There was no other symptom of petticoat government in that large low room. Discolored copper-plates, sketches in oils, fragments of antique marbles, covered the walls, and lay about encumbering the furniture, in artistical confusion. An old stove of green potter; had been crowned by a Corinthian capital, blackened by the smoke and dust of years. Now, at this quiet hour of the night, when the lamp in the centre left the comers of the room in darkness, this motley assemblage almost haunted one. The most incongruous things had been placed so close together, as to make them all look strange.
The clock struck eleven. With a movement of impatience, the young woman rose, and throwing down the little blue volume of which she had been absently turning over the leaves, she went to the window and looked out. Her earliest youth was past, and her countenance bore the stamp of a resolute soul, that has suffered, and struggled, and ended by becoming indifferent to evanescent charms. Yet if you looked longer at that serious face, you could see that such charms had been intended for it when Nature cast those features; but that life and fate had been too hard for her, and blighted their original promise. Eyes and brow were of the purest cut; the contour of cheek and throat was broad and sweeping. Even a slight trace of the small-pox here and there, had not deteriorated from the delicacy of her profile. One breath of youthfulness, of gladness, of carelessness, and that severe mouth would have softened into loveliness.

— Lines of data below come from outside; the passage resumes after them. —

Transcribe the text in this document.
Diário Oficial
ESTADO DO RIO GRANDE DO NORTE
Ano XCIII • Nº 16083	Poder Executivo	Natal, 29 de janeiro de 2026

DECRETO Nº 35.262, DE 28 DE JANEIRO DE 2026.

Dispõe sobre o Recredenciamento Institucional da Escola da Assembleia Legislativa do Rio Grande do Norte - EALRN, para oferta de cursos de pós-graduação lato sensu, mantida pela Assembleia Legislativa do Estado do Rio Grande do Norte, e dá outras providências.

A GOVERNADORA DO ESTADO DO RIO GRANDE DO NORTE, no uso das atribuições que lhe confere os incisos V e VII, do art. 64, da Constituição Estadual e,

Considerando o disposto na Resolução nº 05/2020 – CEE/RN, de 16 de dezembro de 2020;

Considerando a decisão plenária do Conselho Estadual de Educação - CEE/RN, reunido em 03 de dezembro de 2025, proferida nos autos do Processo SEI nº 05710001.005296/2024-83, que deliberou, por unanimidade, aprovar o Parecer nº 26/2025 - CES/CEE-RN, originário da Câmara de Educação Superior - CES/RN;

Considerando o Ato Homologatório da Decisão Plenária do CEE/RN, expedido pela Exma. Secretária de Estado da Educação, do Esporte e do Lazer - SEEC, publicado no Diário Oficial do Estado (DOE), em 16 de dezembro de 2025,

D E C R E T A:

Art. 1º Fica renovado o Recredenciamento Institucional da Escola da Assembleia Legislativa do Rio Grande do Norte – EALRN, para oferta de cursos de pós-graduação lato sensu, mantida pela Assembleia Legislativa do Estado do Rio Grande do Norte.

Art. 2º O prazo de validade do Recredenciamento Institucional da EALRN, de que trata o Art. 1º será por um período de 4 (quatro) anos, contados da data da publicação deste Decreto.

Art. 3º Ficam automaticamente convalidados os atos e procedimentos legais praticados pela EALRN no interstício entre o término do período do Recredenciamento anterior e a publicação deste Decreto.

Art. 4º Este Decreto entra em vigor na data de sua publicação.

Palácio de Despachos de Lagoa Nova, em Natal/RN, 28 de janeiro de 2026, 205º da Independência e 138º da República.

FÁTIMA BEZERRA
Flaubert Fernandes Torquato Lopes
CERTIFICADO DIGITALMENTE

Even now, her countenance completely changed, as her watchful ear at last discerned the echo of a footstep on the pavement, coming up to the door, and a suppressed voice, humming a valse tune, as the key was being turned in the lock.
"At last!" she murmured, as she drew back from the window; "and late enough;--and what can make him sing? A glass too much, perhaps, and for all my pains and patience, I shall only have to preach him sober."
She listened to the step upon the stairs, it was steady, elastic, noiseless. "Not so bad after all," she said, with a sigh of relief, "but that he should have taken to singing--?"
The door opened, and a fine-grown young fellow of about nineteen came in, with a kindly salutation.
"How are you, little mother?" he said, taking off his cap, and smoothing back the tangles of his thick flaxen hair. "Why did you sit up for me? I told you I should be late. It was our last dancing lesson for the winter, and they made a sort of ball of it. If some of our young ladies and gentlemen had not been of such very tender years, we should have been at it still. But not a few of our partners were prematurely carried off, by their respective nursery maids;--a fact they would not have owned for worlds--and so we had to break up without dancing in the morning. You have been nodding a bit, I hope?"
"Not I, my son," she said, in a quiet tone. "Care keeps mothers awake at home, when grown-up sons and daughters go racketing to balls and parties. However I believe I should have done wiser in going to bed, than in sitting up here with my teapot, waiting for light-footed young gentlemen who, I perceive, have already quenched their thirst at a less insipid tap than my domestic teapot."
"You perceive, do you little mother?" he answered gaily, disposing of his long limbs under the little table as well as their length admitted of; "and how do you perceive that?"
"This how: you never walked home singing in your life before; and we cannot attribute any ordinary cause, to an effort of nature so extraordinary as to produce what it never had. To be sure, the production was accordingly."